I don't drink pop, so I don't buy pop cans or bottles. If I want a drink, water or an herbal tea are healthier choices for me.

If I take a reusable "hydration bottle" with me, or tea mug, then I don't need throw-away ones.

I have a pair of collapsing chopsticks in my purse. It's amazing what I can eat with chopsticks!

Let's raise the bar even higher... This weekend I'm mending pants for people. That will be 4 pairs that will get a bunch more use instead of going to the landfill this week, which delays the need for buying new ones. If everyone delayed the need for a new pair of pants by 3 months, think of the ripple effect?

Instead of worrying about which type of lightbulb you're using (in the winter in my area, many house heat with electricity so a bulb heats with electricity - duh!), build a clothesline/clothes rack so you don't use the dryer.
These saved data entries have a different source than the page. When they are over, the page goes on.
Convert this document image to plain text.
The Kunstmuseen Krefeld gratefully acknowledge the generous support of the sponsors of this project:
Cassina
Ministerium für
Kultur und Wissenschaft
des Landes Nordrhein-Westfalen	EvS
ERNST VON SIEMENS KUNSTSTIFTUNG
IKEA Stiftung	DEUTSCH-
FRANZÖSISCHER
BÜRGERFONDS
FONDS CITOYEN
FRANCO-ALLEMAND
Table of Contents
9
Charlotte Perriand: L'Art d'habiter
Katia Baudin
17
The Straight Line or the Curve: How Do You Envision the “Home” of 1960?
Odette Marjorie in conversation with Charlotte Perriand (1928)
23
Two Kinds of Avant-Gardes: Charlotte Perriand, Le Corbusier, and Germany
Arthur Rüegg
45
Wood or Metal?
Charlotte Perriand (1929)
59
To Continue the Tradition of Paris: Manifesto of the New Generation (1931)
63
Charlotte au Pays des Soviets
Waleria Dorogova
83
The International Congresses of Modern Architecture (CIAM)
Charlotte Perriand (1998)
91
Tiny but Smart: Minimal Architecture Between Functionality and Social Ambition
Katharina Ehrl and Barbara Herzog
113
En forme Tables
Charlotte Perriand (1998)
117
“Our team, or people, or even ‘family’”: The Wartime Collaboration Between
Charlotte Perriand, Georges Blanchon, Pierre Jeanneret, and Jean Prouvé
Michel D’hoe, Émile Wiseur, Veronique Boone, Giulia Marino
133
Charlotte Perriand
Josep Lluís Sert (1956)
But better yet, think of all the lint that comes out of your clothes in a dryer - you clothes will live longer if you dry them on a rack, so that delay by 3 months could be a delay of 6 months maybe?

Yes - it's time to raise the bar. But you permies all knew that already. The 6 million dollar question is, how can you influence your families and neighbors and work-mates, to raise their bar??? I did it with the pop issue years ago, but insisting my work-mates stop putting their pop cans in the garbage, and put them in a separate bag for me to recycle. When they realized just how much pop they were drinking, (by the mountain of cans) they realized what it was costing them in both money and health, and they stopped. Pop became an occasional treat.

Yes permies - we *can* make a difference.